Lillian is Jewish and lives in Russia, which has become intolerant of Jews. The year is 1924. Shortly after burying her family, Lillian is sent to a relative in New York City. Here, Lillian learns to fight for what she needs and lands a job as a seamstress with a small theatre group. Both the heartthrob of the acting company and his father, a married man who owns the theatre, fall in love with Lillian. She acts as mistress to both. She is not in love with either of them nor is she a woman without character. Rather, she is a woman with a lot of needs.

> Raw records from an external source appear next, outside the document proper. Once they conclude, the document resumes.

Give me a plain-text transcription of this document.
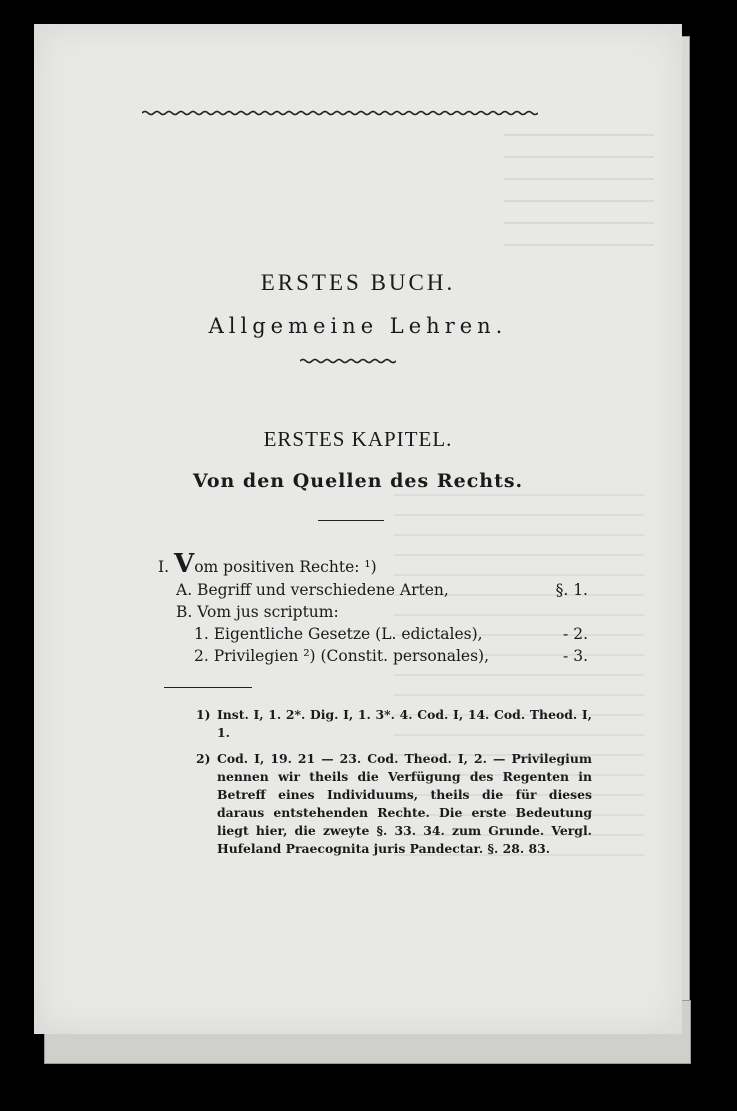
ERSTES BUCH.
Allgemeine Lehren.
ERSTES KAPITEL.
Von den Quellen des Rechts.
I. Vom positiven Rechte: ¹)
A. Begriff und verschiedene Arten,	§. 1.
B. Vom jus scriptum:
1. Eigentliche Gesetze (L. edictales),	- 2.
2. Privilegien ²) (Constit. personales),	- 3.
1) Inst. I, 1. 2*. Dig. I, 1. 3*. 4. Cod. I, 14. Cod. Theod. I, 1.
2) Cod. I, 19. 21 — 23. Cod. Theod. I, 2. — Privilegium nennen wir theils die Verfügung des Regenten in Betreff eines Individuums, theils die für dieses daraus entstehenden Rechte. Die erste Bedeutung liegt hier, die zweyte §. 33. 34. zum Grunde. Vergl. Hufeland Praecognita juris Pandectar. §. 28. 83.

The two men satisfy those needs on many different levels.
When a cousin from Russia arrives with news that Lillian’s daughter is very much alive, Lillian leaves the comforts she has won in New York and travels to Seattle. She is on her way to Siberia, where a family is said to be taking care of her daughter. No one thinks Lillian will ever make it to Seattle or Alaska, let alone Siberia. This does not change Lillian’s mind. She is determined to find her daughter.

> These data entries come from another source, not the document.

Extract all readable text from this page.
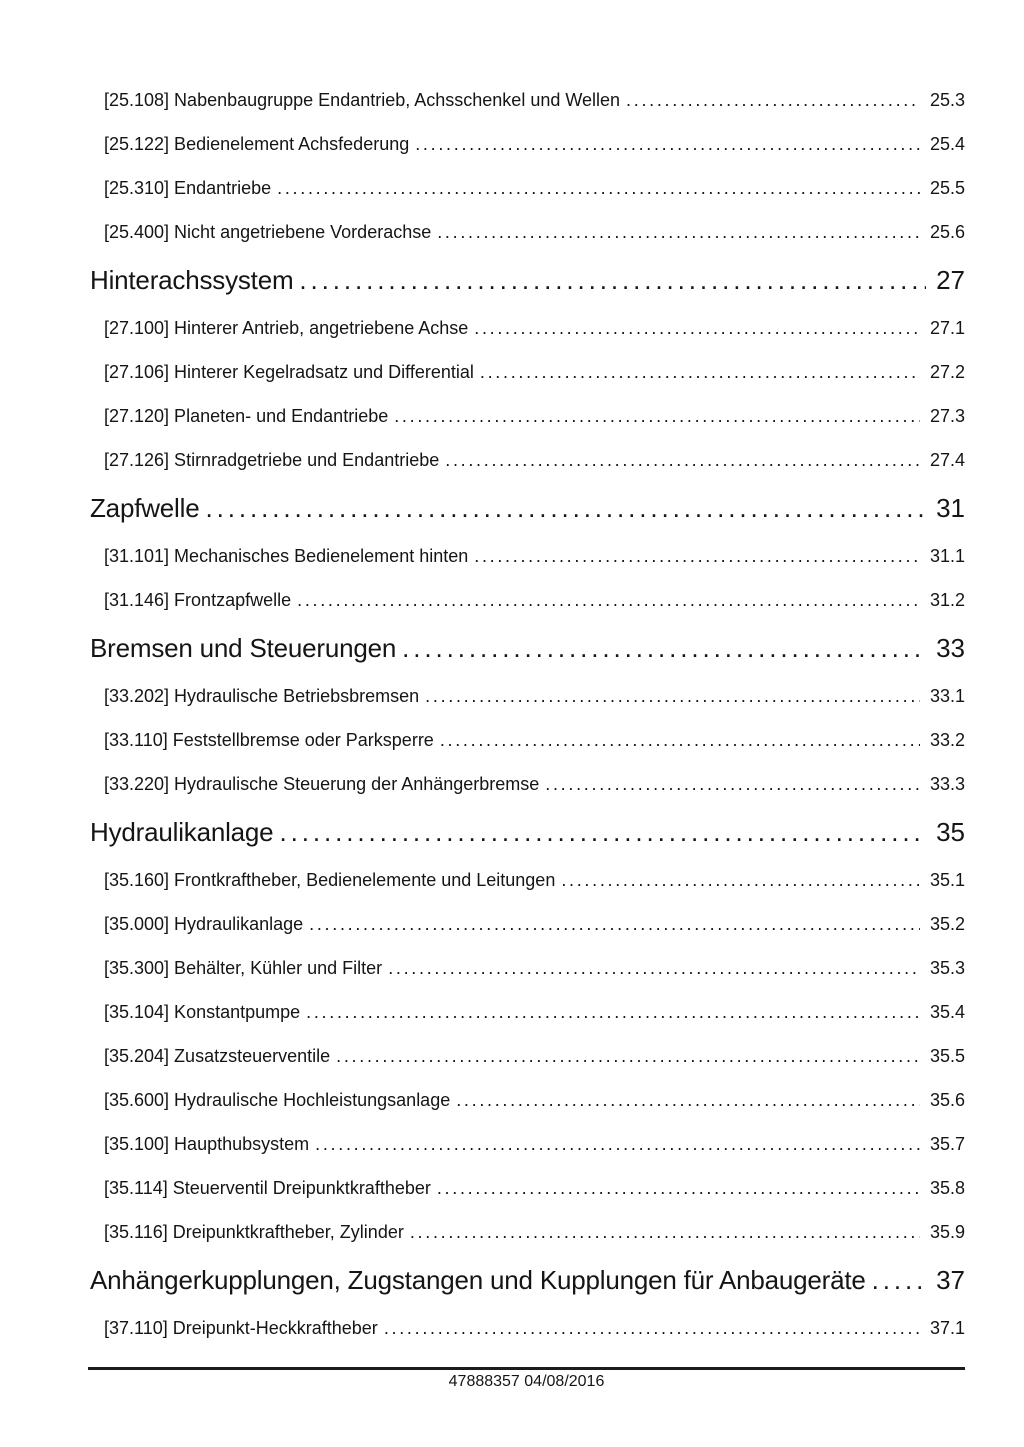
[25.108] Nabenbaugruppe Endantrieb, Achsschenkel und Wellen .....	25.3
[25.122] Bedienelement Achsfederung .....	25.4
[25.310] Endantriebe .....	25.5
[25.400] Nicht angetriebene Vorderachse .....	25.6
Hinterachssystem .....	27
[27.100] Hinterer Antrieb, angetriebene Achse .....	27.1
[27.106] Hinterer Kegelradsatz und Differential .....	27.2
[27.120] Planeten- und Endantriebe .....	27.3
[27.126] Stirnradgetriebe und Endantriebe .....	27.4
Zapfwelle .....	31
[31.101] Mechanisches Bedienelement hinten .....	31.1
[31.146] Frontzapfwelle .....	31.2
Bremsen und Steuerungen .....	33
[33.202] Hydraulische Betriebsbremsen .....	33.1
[33.110] Feststellbremse oder Parksperre .....	33.2
[33.220] Hydraulische Steuerung der Anhängerbremse .....	33.3
Hydraulikanlage .....	35
[35.160] Frontkraftheber, Bedienelemente und Leitungen .....	35.1
[35.000] Hydraulikanlage .....	35.2
[35.300] Behälter, Kühler und Filter .....	35.3
[35.104] Konstantpumpe .....	35.4
[35.204] Zusatzsteuerventile .....	35.5
[35.600] Hydraulische Hochleistungsanlage .....	35.6
[35.100] Haupthubsystem .....	35.7
[35.114] Steuerventil Dreipunktkraftheber .....	35.8
[35.116] Dreipunktkraftheber, Zylinder .....	35.9
Anhängerkupplungen, Zugstangen und Kupplungen für Anbaugeräte .....	37
[37.110] Dreipunkt-Heckkraftheber .....	37.1
47888357 04/08/2016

Condensing Bloom’s story to a plotline diminishes the depth of the telling. Bloom’s storytelling skills invite readers in and then sweep them into a current from which it is hard to escape. Bloom is masterful in creating a cinematic scope using a minimum of words. Her characters, from the old tailor in New York who falls in love with Lillian to the prostitute who takes Lillian in when thieves steal all that Lillian owns, are both real and easy to identify with, even though they come from exotic environments. But it is Lillian, a young woman who refuses to give up, that readers’ hearts latch onto.